A few widely used therapies in autoimmune diseases are though to act, at least in part, by modulating neutrophil apoptosis: sulfasalazine, for instance, promotes apoptosis in neutrophils but not in other leukocytes [25], and auranofin (gold) inhibits neutrophil apoptosis at low concentrations but induces neutrophil death at high concentrations [26]. Intravenous immunoglobulin (IVIg) preparations generally contain proapoptotic anti-Fas antibodies, which promote neutrophil apoptosis [27, 28]. Such interventions clearly also exert effects outside of apoptosis per se—e.g., the ability of IVIg to interact with Fc receptors—but their concomitant ability to affect neutrophil survival suggests that at least part of their therapeutic benefit derives from an effect on neutrophil functions.
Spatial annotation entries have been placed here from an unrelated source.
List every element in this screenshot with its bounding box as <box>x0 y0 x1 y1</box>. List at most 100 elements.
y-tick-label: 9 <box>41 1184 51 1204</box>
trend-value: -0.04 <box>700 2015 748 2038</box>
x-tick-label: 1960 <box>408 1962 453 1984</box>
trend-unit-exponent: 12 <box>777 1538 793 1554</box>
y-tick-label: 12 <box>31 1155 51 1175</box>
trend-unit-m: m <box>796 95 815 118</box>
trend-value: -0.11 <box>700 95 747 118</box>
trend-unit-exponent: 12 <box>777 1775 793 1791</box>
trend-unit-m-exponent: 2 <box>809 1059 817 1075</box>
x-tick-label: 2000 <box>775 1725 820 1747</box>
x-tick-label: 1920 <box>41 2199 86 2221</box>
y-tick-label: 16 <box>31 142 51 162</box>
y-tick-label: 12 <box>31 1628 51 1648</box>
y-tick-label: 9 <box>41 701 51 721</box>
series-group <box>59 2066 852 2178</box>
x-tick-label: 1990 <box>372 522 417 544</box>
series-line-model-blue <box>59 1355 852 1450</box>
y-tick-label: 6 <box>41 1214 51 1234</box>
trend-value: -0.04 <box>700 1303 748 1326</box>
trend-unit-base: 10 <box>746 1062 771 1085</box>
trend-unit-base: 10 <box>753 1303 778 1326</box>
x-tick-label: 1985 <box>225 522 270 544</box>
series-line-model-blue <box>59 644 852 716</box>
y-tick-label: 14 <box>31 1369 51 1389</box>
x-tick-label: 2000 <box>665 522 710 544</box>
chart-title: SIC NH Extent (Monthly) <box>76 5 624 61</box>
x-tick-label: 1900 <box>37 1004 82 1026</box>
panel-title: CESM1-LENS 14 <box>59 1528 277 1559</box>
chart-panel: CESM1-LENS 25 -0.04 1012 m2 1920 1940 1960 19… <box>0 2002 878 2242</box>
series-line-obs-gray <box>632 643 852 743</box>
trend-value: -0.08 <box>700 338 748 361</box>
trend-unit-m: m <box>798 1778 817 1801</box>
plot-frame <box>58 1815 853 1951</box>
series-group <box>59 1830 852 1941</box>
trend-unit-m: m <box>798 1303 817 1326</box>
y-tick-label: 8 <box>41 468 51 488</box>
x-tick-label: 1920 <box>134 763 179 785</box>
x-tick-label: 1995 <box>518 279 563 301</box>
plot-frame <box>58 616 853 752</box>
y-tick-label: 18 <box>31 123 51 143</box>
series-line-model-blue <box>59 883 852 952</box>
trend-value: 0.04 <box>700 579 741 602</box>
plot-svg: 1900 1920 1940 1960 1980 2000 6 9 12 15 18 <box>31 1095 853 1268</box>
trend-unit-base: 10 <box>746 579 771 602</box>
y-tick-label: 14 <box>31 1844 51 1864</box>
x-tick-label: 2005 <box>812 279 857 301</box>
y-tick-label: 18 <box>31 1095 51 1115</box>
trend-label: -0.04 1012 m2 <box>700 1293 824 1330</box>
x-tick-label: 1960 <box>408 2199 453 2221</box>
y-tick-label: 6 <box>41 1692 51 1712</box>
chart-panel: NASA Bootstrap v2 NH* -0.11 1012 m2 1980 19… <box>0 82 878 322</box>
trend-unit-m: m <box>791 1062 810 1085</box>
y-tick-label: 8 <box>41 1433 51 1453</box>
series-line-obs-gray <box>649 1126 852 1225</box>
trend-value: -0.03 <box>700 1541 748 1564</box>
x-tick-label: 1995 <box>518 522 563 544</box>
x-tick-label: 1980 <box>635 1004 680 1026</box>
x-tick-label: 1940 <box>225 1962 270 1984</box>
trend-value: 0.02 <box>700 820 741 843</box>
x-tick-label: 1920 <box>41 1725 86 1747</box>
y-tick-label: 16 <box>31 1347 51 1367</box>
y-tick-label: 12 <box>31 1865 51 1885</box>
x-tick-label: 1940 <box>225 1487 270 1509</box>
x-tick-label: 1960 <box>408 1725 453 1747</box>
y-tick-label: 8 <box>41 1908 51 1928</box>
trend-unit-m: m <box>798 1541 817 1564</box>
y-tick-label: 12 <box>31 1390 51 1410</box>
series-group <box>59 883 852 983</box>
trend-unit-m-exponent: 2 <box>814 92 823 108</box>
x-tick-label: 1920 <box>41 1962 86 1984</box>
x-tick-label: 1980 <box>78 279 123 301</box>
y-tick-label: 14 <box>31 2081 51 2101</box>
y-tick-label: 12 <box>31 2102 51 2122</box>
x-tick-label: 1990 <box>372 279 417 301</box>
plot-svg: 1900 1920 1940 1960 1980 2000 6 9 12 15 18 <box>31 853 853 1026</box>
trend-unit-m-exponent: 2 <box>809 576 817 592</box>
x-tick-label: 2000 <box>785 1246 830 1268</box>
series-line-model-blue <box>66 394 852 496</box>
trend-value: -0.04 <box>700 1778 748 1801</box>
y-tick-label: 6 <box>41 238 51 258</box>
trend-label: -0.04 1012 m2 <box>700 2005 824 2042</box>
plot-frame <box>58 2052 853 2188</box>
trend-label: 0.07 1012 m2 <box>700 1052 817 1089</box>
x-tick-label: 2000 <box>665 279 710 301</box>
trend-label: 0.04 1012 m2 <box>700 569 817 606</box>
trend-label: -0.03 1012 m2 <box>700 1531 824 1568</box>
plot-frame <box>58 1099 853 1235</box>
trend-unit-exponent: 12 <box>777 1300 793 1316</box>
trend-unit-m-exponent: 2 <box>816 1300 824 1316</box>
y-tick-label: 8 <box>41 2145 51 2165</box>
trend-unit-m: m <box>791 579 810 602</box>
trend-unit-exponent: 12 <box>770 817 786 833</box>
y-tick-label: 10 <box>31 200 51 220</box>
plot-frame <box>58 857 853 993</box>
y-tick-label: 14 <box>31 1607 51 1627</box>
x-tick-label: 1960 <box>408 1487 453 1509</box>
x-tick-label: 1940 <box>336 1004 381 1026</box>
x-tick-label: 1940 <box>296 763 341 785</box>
In addition, some animal models have indirectly demonstrated the potential utility of neutrophil apoptosis modulation in autoimmune disease. For instance, in a peroxochromate-induced mouse model of arthritis, nicotinamide—an inhibitor of poly(ADP-ribose) polymerase (PARP), a nuclear enzyme which participates in the apoptotic response to oxygen- and nitrogen-radical-induced DNA strand breaks—suppressed disease severity [29]. In addition, 3-aminobenzamide and 1,5-dihydroxyisoquinoline—also PARP inhibitors—successfully ameliorated trinitrobenzene sulfonic acid-induced colitis in rats [30]. Mice deficient in the forkhead transcription factor Foxo3a were refractory to the K/BxN serum transfer model of arthritis due to an inability of their neutrophils to suppress Fas ligand-induced apoptosis [31]. Such findings interestingly suggest that, whereas the life span of inactive neutrophils might be regulated by Fas-induced apoptosis [4], inflammatory neutrophils generally may suppress apoptosis via Fas, such that alternate pathways (e.g., bcl-2 family members) regulate neutrophil life span in disease states [31]. In fact, apoptosis-inducing anti-Fas antibodies can effectively treat arthritis in several mouse models, including collagen-induced arthritis, MRL/gld mice, and human T-cell leukemia virus (HTLV)-1 Tax transgenic mice, and disease in HTLV-1 env-pX transgenic mice is exacerbated on an lpr (Fas-mutant), yet improved on a Fas-transgenic, background [3235]. On the other hand, however, DBA/lpr mice are less susceptible to collagen-induced arthritis than their DBA/+ counterparts [36]. In all these studies, it remains unclear how much of the phenotypes reflect the specific role of Fas on neutrophils, as opposed to other cell lineages susceptible to Fas-induced apoptosis, such as T cells or synovial cells; still, the contextual importance of the Fas pathway in autoimmune-related neutrophil survival clearly remains incompletely elucidated. Nonetheless, although indirect, such accumulating evidence suggests that interventions which ameliorate autoimmune diseases like arthritis may work, at least in part, by affecting neutrophil survival and/or apoptosis.

Conclusions

The relevance of neutrophil apoptosis and death to the pathogenesis and therapy for autoimmune diseases has only relatively recently begun to become recognized. In some diseases, such as lupus or ANCA-associated vasculitis, apoptotic neutrophils may both promote and result from ongoing autoimmune processes, but in all or nearly all autoimmune diseases, neutrophils can also be considered critical effectors of inflammation. Thus, the induction of neutrophil death remains a viable desired therapeutic outcome, but the relative values of inhibiting vs promoting neutrophil death in specific disease states remain to be investigated and understood. Needed are studies which directly address the processes that regulate neutrophil death in both physiological and pathological states.